Грета соглашается: Да, она наблюдала подобное поведение животных, – и опять начинает рассказывать про Рут и Черил. Однако Агата ее прерывает и сообщает собранию, что у нее есть свой рассказ про животных, где тоже фигурирует ротвейлер Дюка. Она рассказывает быстро, с выражением, часто вставляя замечания, не относящиеся к делу.
Я не в состоянии расслышать и записать все подробности, но попытаюсь как можно точнее пересказать историю ее интонациями.

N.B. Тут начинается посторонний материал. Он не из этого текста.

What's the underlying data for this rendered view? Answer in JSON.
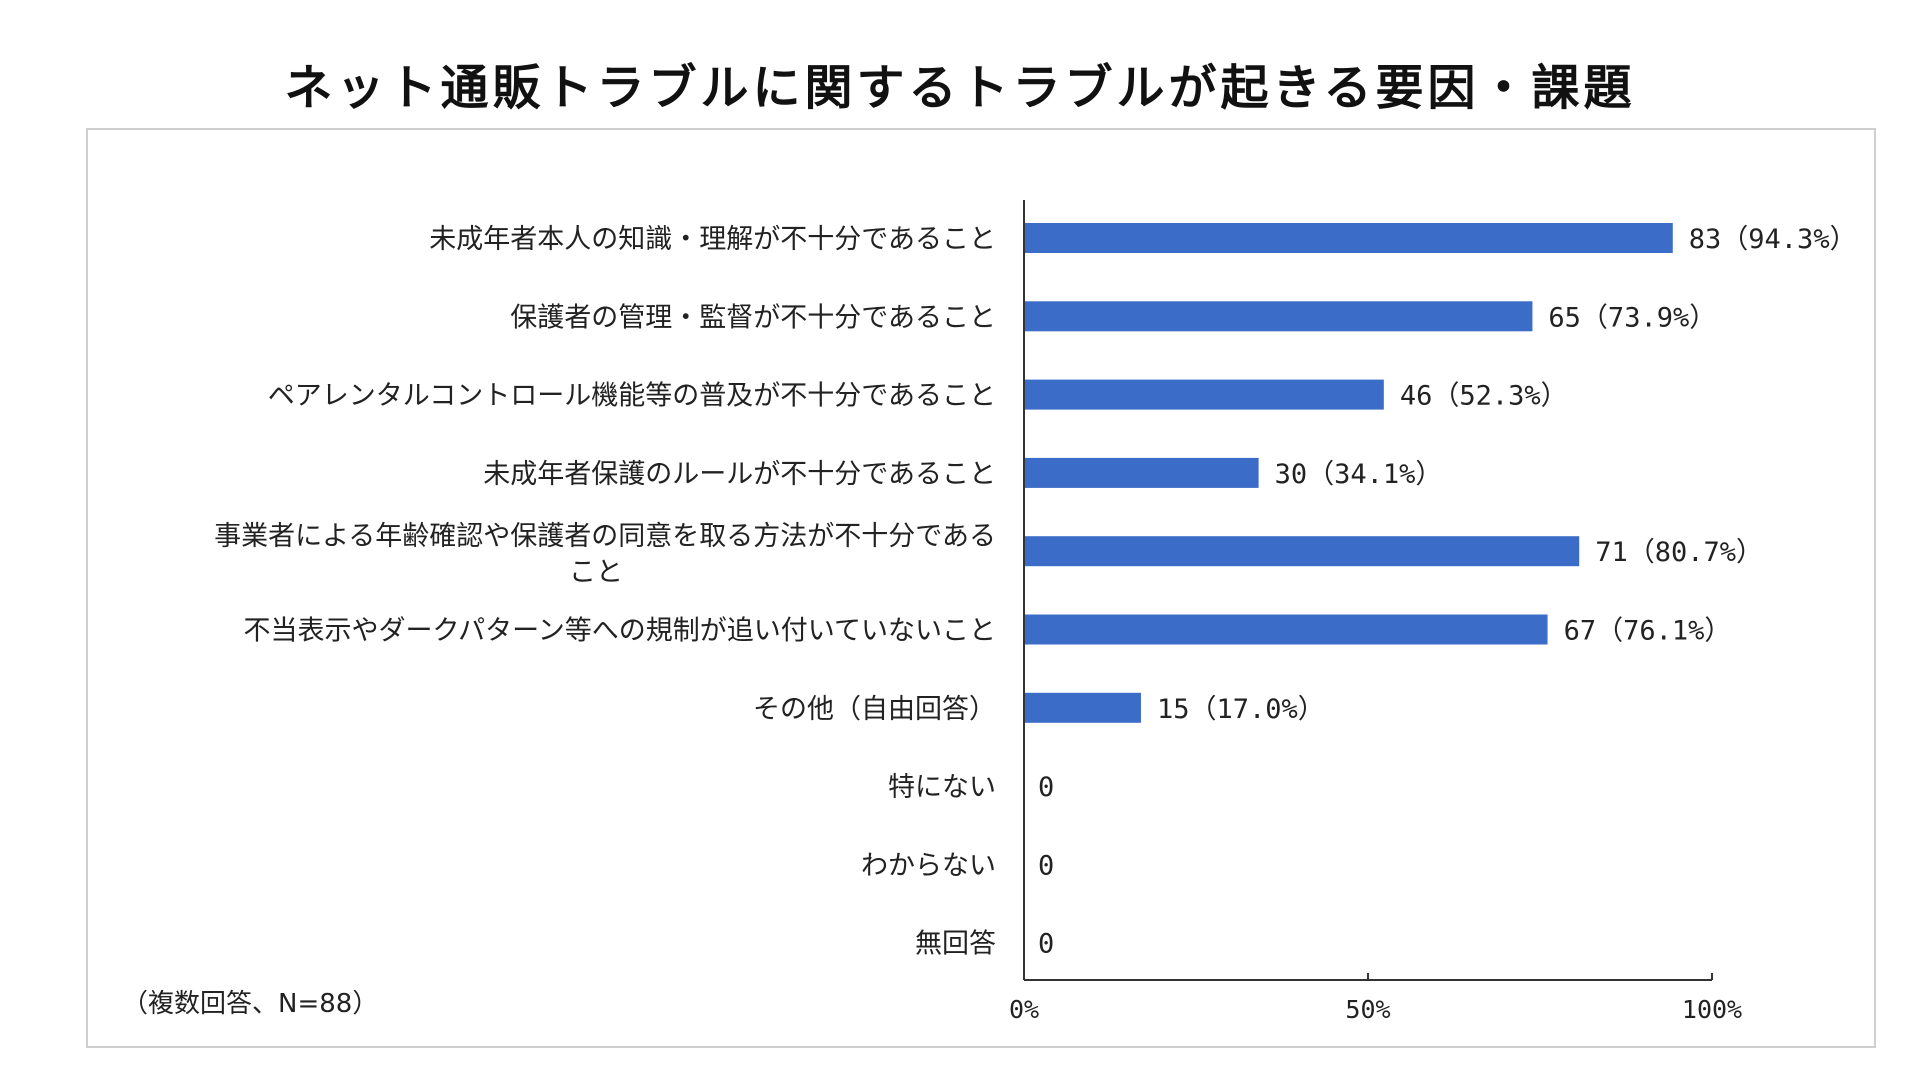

У Дюка на участке водились еноты, которых он уже давно ненавидел всей душой, и когда самая жирная енотиха вдруг родила шестерых щенков, его терпению пришел конец. Он рвал на себе волосы. Он велел своему ротвейлеру их уничтожить, и собака послушалась. Енотиха, удивившись, попыталась спасти детенышей и уйти от собаки, но та растерзала троих щенят, и енотихе удалось спасти лишь троих. Она взяла их и ушла с участка Дюка. Дюк был просто счастлив. Он пил растворимый кофе и думал: слава Богу, конец енотам. Однако через несколько дней, выглянув на участок, увидел троих сидящих там щенят, опять вышел из себя и опять велел ротвейлеру их уничтожить. Но на сей раз енотиха ждала собаку, и когда та подбежала к щенятам, спрыгнула на нее с дерева, укусила в шею, в живот и из последних сил потащила в кусты. Дюк пришел в бешенство, но еще и опечалился. Он не хотел потерять собаку. Он пошел в кусты искать собаку, однако не нашел, хотя искал два дня. Он плакал. Грустный, Дюк вернулся домой, и там, у двери лежала лапа его собаки, а еще голова. С пустыми глазницами.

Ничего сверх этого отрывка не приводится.